Background: We conducted a comprehensive analysis of the epidemiology of trauma deaths in our urban county during a one-year period a decade ago. In the interim we have implemented a statewide trauma system, initiated a number of injury-prevention programs, and have had a major public effort to reduce drug traffic and related gangs. Consequently, we have reassessed the regional trauma mortality to ascertain the impact of these measures and to search for new injury patterns.
Methods: Trauma deaths occurring within our urban county from January 1 through December 31, 2002 were reviewed for mechanism, demographics, and cause of fatal injury; cases were identified using death certificates from the Colorado Department of Public Health. We compared these data to the trauma fatalities occurring during 1992.
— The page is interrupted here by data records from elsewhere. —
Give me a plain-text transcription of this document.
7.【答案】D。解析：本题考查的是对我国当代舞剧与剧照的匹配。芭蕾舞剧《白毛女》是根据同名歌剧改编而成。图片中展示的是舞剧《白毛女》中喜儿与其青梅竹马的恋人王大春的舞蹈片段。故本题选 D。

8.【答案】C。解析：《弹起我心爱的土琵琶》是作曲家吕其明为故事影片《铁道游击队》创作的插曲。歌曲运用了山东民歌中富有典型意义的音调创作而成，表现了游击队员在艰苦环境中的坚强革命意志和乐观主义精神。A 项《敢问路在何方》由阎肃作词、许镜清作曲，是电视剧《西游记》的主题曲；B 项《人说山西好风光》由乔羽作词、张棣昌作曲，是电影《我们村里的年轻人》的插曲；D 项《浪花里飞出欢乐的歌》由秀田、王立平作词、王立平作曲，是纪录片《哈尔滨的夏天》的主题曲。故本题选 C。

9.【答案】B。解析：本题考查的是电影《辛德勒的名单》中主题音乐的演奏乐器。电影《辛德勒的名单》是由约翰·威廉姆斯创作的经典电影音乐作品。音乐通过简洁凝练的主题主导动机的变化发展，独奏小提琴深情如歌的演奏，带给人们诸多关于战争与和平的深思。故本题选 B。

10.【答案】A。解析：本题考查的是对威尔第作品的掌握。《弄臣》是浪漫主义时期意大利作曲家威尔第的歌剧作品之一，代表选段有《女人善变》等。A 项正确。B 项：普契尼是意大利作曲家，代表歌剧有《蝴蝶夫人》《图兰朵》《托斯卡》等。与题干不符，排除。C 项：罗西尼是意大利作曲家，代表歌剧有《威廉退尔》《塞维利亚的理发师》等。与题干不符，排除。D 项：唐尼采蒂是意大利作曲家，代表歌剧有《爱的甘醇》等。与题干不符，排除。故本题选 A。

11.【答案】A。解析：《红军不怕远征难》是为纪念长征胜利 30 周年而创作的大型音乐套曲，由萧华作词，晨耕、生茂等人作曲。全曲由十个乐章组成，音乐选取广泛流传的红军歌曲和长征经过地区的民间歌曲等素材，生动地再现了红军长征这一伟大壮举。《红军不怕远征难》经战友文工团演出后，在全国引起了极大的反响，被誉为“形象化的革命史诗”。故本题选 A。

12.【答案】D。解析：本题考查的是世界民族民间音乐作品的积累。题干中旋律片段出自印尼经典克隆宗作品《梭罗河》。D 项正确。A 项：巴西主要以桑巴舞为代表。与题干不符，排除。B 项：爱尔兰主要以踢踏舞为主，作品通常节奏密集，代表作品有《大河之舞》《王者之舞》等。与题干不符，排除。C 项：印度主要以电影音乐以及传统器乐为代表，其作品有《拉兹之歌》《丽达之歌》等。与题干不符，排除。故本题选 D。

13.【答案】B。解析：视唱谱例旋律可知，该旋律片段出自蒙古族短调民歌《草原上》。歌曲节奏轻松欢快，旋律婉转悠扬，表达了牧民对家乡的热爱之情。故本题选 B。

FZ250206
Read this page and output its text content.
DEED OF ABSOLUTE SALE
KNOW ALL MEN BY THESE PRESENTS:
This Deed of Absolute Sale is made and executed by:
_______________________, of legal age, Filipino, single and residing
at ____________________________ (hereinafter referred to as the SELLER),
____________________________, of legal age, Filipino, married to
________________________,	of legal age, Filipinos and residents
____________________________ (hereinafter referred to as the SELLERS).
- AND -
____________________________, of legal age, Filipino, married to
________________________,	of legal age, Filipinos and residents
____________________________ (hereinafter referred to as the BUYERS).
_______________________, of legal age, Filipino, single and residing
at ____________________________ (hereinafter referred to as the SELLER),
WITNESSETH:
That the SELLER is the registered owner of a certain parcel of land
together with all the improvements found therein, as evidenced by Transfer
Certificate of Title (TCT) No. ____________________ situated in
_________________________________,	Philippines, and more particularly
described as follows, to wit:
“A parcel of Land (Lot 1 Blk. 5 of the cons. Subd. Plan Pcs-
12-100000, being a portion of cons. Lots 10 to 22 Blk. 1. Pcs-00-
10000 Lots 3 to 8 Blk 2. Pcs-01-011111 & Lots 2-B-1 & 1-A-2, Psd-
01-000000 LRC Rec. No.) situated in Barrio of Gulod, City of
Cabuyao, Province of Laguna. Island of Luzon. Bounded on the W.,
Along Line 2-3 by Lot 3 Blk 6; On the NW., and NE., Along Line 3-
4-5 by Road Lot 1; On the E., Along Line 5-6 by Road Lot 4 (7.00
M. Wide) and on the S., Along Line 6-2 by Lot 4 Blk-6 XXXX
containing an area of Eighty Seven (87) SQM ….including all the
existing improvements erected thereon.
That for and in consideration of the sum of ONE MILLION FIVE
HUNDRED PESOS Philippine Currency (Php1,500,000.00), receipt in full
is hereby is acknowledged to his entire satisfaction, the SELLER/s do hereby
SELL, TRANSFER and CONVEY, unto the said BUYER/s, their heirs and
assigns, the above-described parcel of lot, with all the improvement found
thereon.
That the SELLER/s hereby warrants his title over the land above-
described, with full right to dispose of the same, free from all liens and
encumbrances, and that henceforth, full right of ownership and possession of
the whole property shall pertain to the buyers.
Results: During the 2002 study period, there were 420 injury-related deaths. Most of the patients were men (296 patients, 70%), with a mean age of 47.3 years (median age, 42 years). The three predominant mechanisms of fatal injury were transport-related (180 patients, 43%), intentional (99 patients, 24%), and falls (86 patients, 20%). Comparison between 1992 and 2002 showed significant increases in the percentage of transport-related and fall-related deaths, and a significant reduction in intentional fatal injuries. There was also a shift in the percentage of deaths occurring in the first 24 h to delayed times. The death rate per capita in Denver County declined from 0.081 in 1992 to 0.060 in 2002.
Conclusions: Along with a decrease in the per capita death rate, the major mechanisms of patient's deaths changed substantively over the decade 1992-2002; there was a shift from intentional injuries to transport-related deaths as the predominant etiology of trauma related deaths. Recognition of such injury patterns will direct future injury-prevention efforts and coordination of citywide trauma care.